J'essuyai vaguement le sang que j'avais sur le visage et poursuivis mon tour dans les différentes ruelles des quartiers nord. Je semai derrière moi une trace de corps sans vie. Ce n'était pas comme s'ils étaient vraiment vivants de toute façon. Les corps plus ou moins décomposés, étendus sur le sol et des projections de sang un peu partout. Un vrai carnage. Depuis mes cris de tout à l'heure, j'étais tombée sur une quinzaine d'entre eux mais je n'en avais toujours pas assez. J'étais trop enragée pour m'arrêter maintenant. Il fallait encore que je continue pour espérer calmer mes nerfs. En aurais-je jamais assez ? Je chassai cette question de mon esprit. Ce qui m'importait pour le moment était d'en achever le plus possible. Il me fallait une sorte de revanche pour ce qu'il s'était passé.
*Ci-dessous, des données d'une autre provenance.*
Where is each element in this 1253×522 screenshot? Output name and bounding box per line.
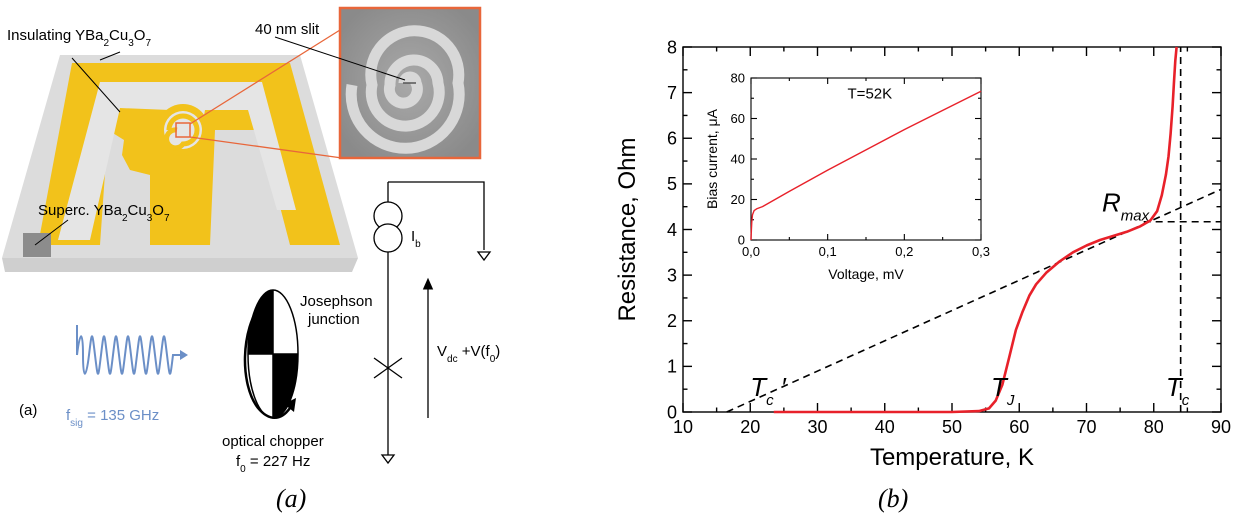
y-tick-label: 5: [667, 174, 677, 194]
callout-superc: [34, 219, 69, 246]
y-tick-label: 20: [731, 192, 745, 207]
zoom-inset: [338, 6, 482, 160]
inset-title: T=52K: [848, 85, 893, 102]
callout-slit: [274, 36, 406, 81]
label-panel-a: (a): [19, 402, 37, 419]
x-tick-label: 30: [807, 417, 827, 437]
signal-wave: [76, 325, 183, 375]
y-tick-label: 7: [667, 83, 677, 103]
label-slit: 40 nm slit: [255, 21, 320, 38]
y-tick-label: 80: [731, 71, 745, 86]
plot-frame: [750, 77, 982, 241]
x-tick-label: 0,0: [742, 244, 760, 259]
label-fsig: fsig = 135 GHz: [66, 407, 159, 429]
y-tick-label: 40: [731, 152, 745, 167]
x-axis-label: Temperature, K: [870, 444, 1034, 471]
zoom-line-top: [189, 29, 341, 125]
caption-a: (a): [276, 484, 307, 513]
y-tick-label: 3: [667, 265, 677, 285]
bias-circuit: [373, 181, 492, 465]
x-tick-label: 90: [1211, 417, 1231, 437]
x-tick-label: 0,2: [895, 244, 913, 259]
y-tick-label: 2: [667, 311, 677, 331]
annotation-J: TJ: [991, 372, 1015, 409]
x-tick-label: 50: [942, 417, 962, 437]
x-tick-label: 0,3: [972, 244, 990, 259]
substrate-side: [2, 258, 358, 272]
y-axis-label: Bias current, μA: [704, 108, 720, 209]
annotation-c: Tc ′: [750, 372, 787, 409]
spiral-antenna: [157, 104, 209, 156]
label-chopper: optical chopper: [222, 433, 324, 450]
x-tick-label: 60: [1009, 417, 1029, 437]
label-junction: junction: [307, 311, 360, 328]
label-chopper-freq: f0 = 227 Hz: [236, 453, 310, 475]
zoom-line-bottom: [189, 136, 343, 159]
x-axis-label: Voltage, mV: [828, 266, 904, 282]
y-tick-label: 1: [667, 357, 677, 377]
x-tick-label: 0,1: [819, 244, 837, 259]
dashed-guide-line: [726, 188, 1222, 413]
panel-a-device: [2, 55, 358, 272]
x-tick-label: 40: [875, 417, 895, 437]
annotation-c: Tc: [1166, 372, 1190, 409]
x-tick-label: 10: [673, 417, 693, 437]
callout-insulating: [99, 51, 121, 61]
series-line: [750, 90, 982, 241]
iv-inset-chart: 0,0 0,1 0,2 0,3 0 20 40 60 80 Voltage, mV Bias cur…: [704, 71, 990, 282]
label-superc: Superc. YBa2Cu3O7: [38, 202, 170, 224]
caption-b: (b): [878, 484, 909, 513]
y-tick-label: 8: [667, 37, 677, 57]
label-josephson: Josephson: [300, 293, 373, 310]
signal-arrow: [180, 350, 188, 360]
label-voltage: Vdc +V(f0): [437, 343, 500, 365]
x-tick-label: 80: [1144, 417, 1164, 437]
x-tick-label: 20: [740, 417, 760, 437]
y-axis-label: Resistance, Ohm: [614, 137, 641, 321]
optical-chopper: [243, 289, 299, 419]
y-tick-label: 4: [667, 220, 677, 240]
series-line: [773, 46, 1178, 414]
label-insulating: Insulating YBa2Cu3O7: [7, 27, 151, 49]
annotation-max: Rmax: [1102, 187, 1150, 224]
label-bias-current: Ib: [411, 228, 421, 250]
y-tick-label: 60: [731, 111, 745, 126]
y-tick-label: 0: [667, 402, 677, 422]
y-tick-label: 6: [667, 129, 677, 149]
x-tick-label: 70: [1076, 417, 1096, 437]
y-tick-label: 0: [738, 233, 745, 248]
Je décidai de rentrer dans les bâtiments pour essayer de voir s'il en avait quelques uns piégés à l'intérieur. Je n'en trouvais aucun. Je passai plus de vingt minutes à fouiller les logements alentours sans succès. Je tapai dans un mur avec mon poing déjà ensanglanté et saccageai totalement le salon de l'appartement dans lequel je me trouvais. Découragée et toujours aussi en colère, je revins d'un pas rageur dans la rue principale. Je regardai tout autour de moi, rien en vue. Je grommelai, marmonnai des injures à qui voulait bien les entendre et commençai à me demander ce que j'allais bien pouvoir faire. Sur un coup de tête, je pris mon pistolet et tirai deux balles en l'air. Même si les munitions se faisaient rares dans le monde actuel, je m'en fichais. La colère m'avait emmenée plus loin que je l'avais imaginé. Au moins s'il en avait dans le coin, ils ne tarderaient pas à arriver. Comme précédemment, je rangeai mon arme et pris ma dague. Elle était couverte de sang séché. Et mon poing avait du mal à arrêter de saigner à cause du mouvement quasi constant de mes jointures. Mon dernier coup quelques instants auparavant n'avait pas aidé non plus.
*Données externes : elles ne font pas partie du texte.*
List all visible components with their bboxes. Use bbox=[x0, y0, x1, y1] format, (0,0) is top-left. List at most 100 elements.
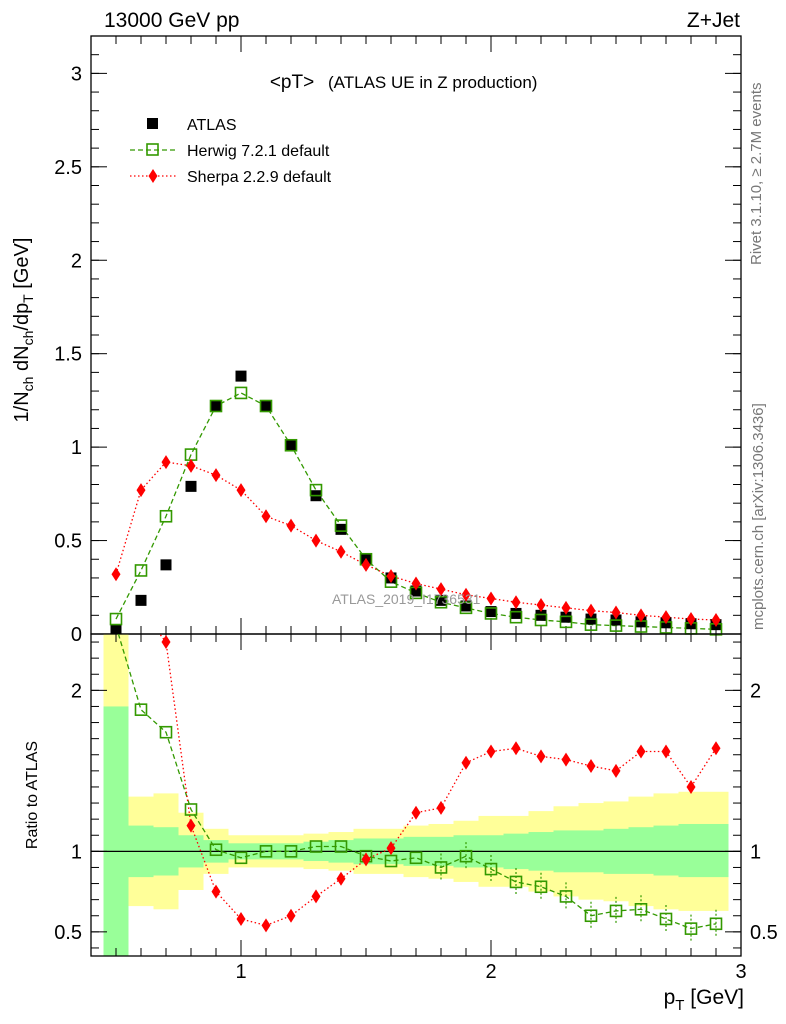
data-point-series-0 bbox=[335, 523, 347, 535]
legend-herwig-marker bbox=[146, 143, 159, 156]
chart-subtitle: (ATLAS UE in Z production) bbox=[328, 73, 537, 92]
ratio-y-tick-label-right: 0.5 bbox=[750, 922, 778, 944]
plot-frame bbox=[90, 633, 742, 957]
data-point-series-2 bbox=[111, 567, 121, 582]
ratio-point-series-0 bbox=[384, 854, 398, 868]
y-tick-label: 3 bbox=[71, 63, 82, 85]
ratio-point-series-0 bbox=[309, 840, 323, 853]
stat-uncertainty-band bbox=[103, 706, 129, 956]
data-point-series-1 bbox=[584, 618, 598, 631]
data-point-series-2 bbox=[411, 576, 421, 591]
ratio-point-series-1 bbox=[636, 744, 646, 759]
data-point-series-2 bbox=[536, 598, 546, 613]
legend: ATLAS Herwig 7.2.1 default Sherpa 2.2.9 … bbox=[130, 117, 332, 186]
data-point-series-1 bbox=[559, 615, 573, 629]
data-point-series-2 bbox=[161, 455, 171, 470]
ratio-y-tick-label: 1 bbox=[71, 841, 82, 863]
ratio-point-series-1 bbox=[611, 763, 621, 778]
ratio-point-series-0 bbox=[709, 917, 723, 931]
data-point-series-2 bbox=[311, 533, 321, 548]
data-point-series-1 bbox=[534, 613, 548, 627]
ratio-point-series-1 bbox=[711, 741, 721, 756]
ratio-point-series-0 bbox=[234, 851, 248, 865]
ratio-point-series-0 bbox=[584, 909, 598, 923]
ratio-point-series-1 bbox=[311, 889, 321, 904]
data-point-series-1 bbox=[234, 386, 248, 400]
ratio-point-series-1 bbox=[486, 744, 496, 759]
data-point-series-2 bbox=[236, 483, 246, 498]
data-point-series-2 bbox=[661, 610, 671, 625]
ratio-point-series-0 bbox=[459, 849, 473, 863]
x-axis-label: pT [GeV] bbox=[664, 986, 744, 1014]
y-tick-label: 1 bbox=[71, 437, 82, 459]
ratio-point-series-0 bbox=[659, 912, 673, 926]
data-point-series-2 bbox=[286, 518, 296, 533]
ratio-point-series-0 bbox=[509, 875, 523, 889]
data-point-series-0 bbox=[260, 400, 272, 412]
data-point-series-0 bbox=[235, 370, 247, 382]
ratio-y-tick-label: 0.5 bbox=[54, 922, 82, 944]
data-point-series-0 bbox=[510, 607, 522, 619]
data-point-series-0 bbox=[560, 611, 572, 623]
ratio-point-series-1 bbox=[561, 752, 571, 767]
main-y-axis-label: 1/Nch dNch/dpT [GeV] bbox=[11, 238, 36, 423]
data-point-series-0 bbox=[285, 439, 297, 451]
data-point-series-0 bbox=[110, 624, 122, 636]
data-point-series-1 bbox=[259, 399, 273, 413]
data-point-series-2 bbox=[486, 591, 496, 606]
data-point-series-1 bbox=[484, 607, 498, 620]
ratio-point-series-1 bbox=[236, 911, 246, 926]
data-point-series-2 bbox=[261, 509, 271, 524]
ratio-point-series-1 bbox=[261, 918, 271, 933]
data-point-series-1 bbox=[459, 601, 473, 615]
ratio-point-series-1 bbox=[586, 759, 596, 774]
ratio-point-series-1 bbox=[436, 800, 446, 815]
ratio-point-series-0 bbox=[284, 845, 298, 858]
stat-uncertainty-band bbox=[653, 825, 679, 876]
ratio-point-series-0 bbox=[184, 803, 198, 816]
data-point-series-2 bbox=[561, 600, 571, 615]
data-point-series-0 bbox=[435, 594, 447, 606]
header-process: Z+Jet bbox=[687, 9, 740, 32]
ratio-point-series-0 bbox=[259, 845, 273, 858]
ratio-point-series-1 bbox=[186, 818, 196, 833]
ratio-point-series-0 bbox=[334, 840, 348, 853]
x-tick-label: 3 bbox=[735, 961, 746, 983]
ratio-point-series-1 bbox=[461, 755, 471, 770]
data-point-series-1 bbox=[209, 399, 223, 413]
ratio-point-series-0 bbox=[609, 904, 623, 918]
data-point-series-0 bbox=[485, 606, 497, 618]
ratio-point-series-0 bbox=[559, 890, 573, 903]
data-point-series-2 bbox=[386, 569, 396, 584]
legend-herwig-label: Herwig 7.2.1 default bbox=[187, 143, 330, 160]
data-point-series-2 bbox=[711, 612, 721, 627]
data-point-series-0 bbox=[410, 585, 422, 597]
ratio-point-series-0 bbox=[684, 922, 698, 935]
data-point-series-0 bbox=[535, 609, 547, 621]
data-point-series-2 bbox=[186, 458, 196, 473]
legend-sherpa-marker bbox=[148, 169, 158, 183]
legend-atlas-marker bbox=[147, 118, 158, 129]
ratio-panel: 0.5 0.5 1 1 2 2 1 2 3 bbox=[54, 633, 778, 983]
data-point-series-1 bbox=[509, 610, 523, 624]
ratio-point-series-1 bbox=[511, 741, 521, 756]
ratio-y-axis-label: Ratio to ATLAS bbox=[24, 741, 41, 849]
analysis-watermark: ATLAS_2019_I1736531 bbox=[332, 591, 481, 607]
data-point-series-1 bbox=[159, 509, 173, 523]
main-panel: 0 0.5 1 1.5 2 2.5 3 bbox=[54, 35, 742, 646]
ratio-point-series-0 bbox=[434, 861, 448, 874]
data-point-series-1 bbox=[334, 519, 348, 532]
data-point-series-1 bbox=[309, 483, 323, 497]
ratio-y-tick-label: 2 bbox=[71, 680, 82, 702]
ratio-point-series-0 bbox=[534, 880, 548, 894]
ratio-y-tick-label-right: 1 bbox=[750, 841, 761, 863]
ratio-point-series-1 bbox=[536, 749, 546, 764]
stat-uncertainty-band bbox=[703, 823, 729, 878]
data-point-series-1 bbox=[609, 619, 623, 632]
data-point-series-2 bbox=[136, 483, 146, 498]
ratio-point-series-1 bbox=[336, 871, 346, 886]
data-point-series-2 bbox=[461, 587, 471, 602]
data-point-series-2 bbox=[636, 608, 646, 623]
ratio-y-tick-label-right: 2 bbox=[750, 680, 761, 702]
Soudain, j'en vis approcher. Une dizaine. J'eus un sourire carnassier, tel un animal sauvage devant sa future proie. Je me dirigeai vers eux en faisant tourner la lame dans ma main. Ils arrivaient au compte-goutte ; j'eus alors un soupir devant l'absence de challenge qu'ils représentaient. Je les tuai les uns après les autres, laissant un nouvel empilement de cadavres au milieu de la rue. J'allais changer d'endroit quand je sentis quelque chose agripper ma jambe. Merde j'en avais raté un !
J'étais sur le point de lui mettre un coup de pied lorsqu'il me tira. Cela me déséquilibra et je tombai à côté de lui. Ma dague me glissa des doigts et s'arrêta sur le sol à environ un mètre de moi. Je récoltai une belle griffure tout le long du bras gauche alors que je luttai pour l'empêcher de me mordre au cou. Tout ce poids mort était oppressant alors que nous luttions sur le sol. Il avait sa main décharnée profondément agrippée autour de mon poignet. Sa mâchoire était bien trop proche de mon visage. Je pouvais presque compter le nombre de dents qu'il lui restait. L'odeur était infecte aussi. Je luttai avec lui, me décalant, centimètre par centimètre, pour me rapprocher de son arme.
Enfin, je pus l'attraper et le poignarder en pleine poitrine. Cela n'allait pas le tuer bien sûr, mais le choc lui fit tout de même lâcher prise pendant une seconde. Je saisis l'occasion et roulai sur le côté, hors de portée. Je ré-affermis ma prise sur le manche de ma dague et lui plantai enfin dans le crâne, l'empêchant de bouger pour de bon. Il rejoignit alors la pile de corps ensanglantés qui jonchait déjà le sol. Mon cœur battait à toute allure mais pas pour les mêmes raisons. J'avais failli mourir mais je ne m'en sentais que plus vivante. Il fallait que je continue ! Je me relevai et regardai mon bras gauche : trois sillons assez profonds creusaient ma peau. Je haussai les épaules, nullement inquiète, j'étais immunisée après tout.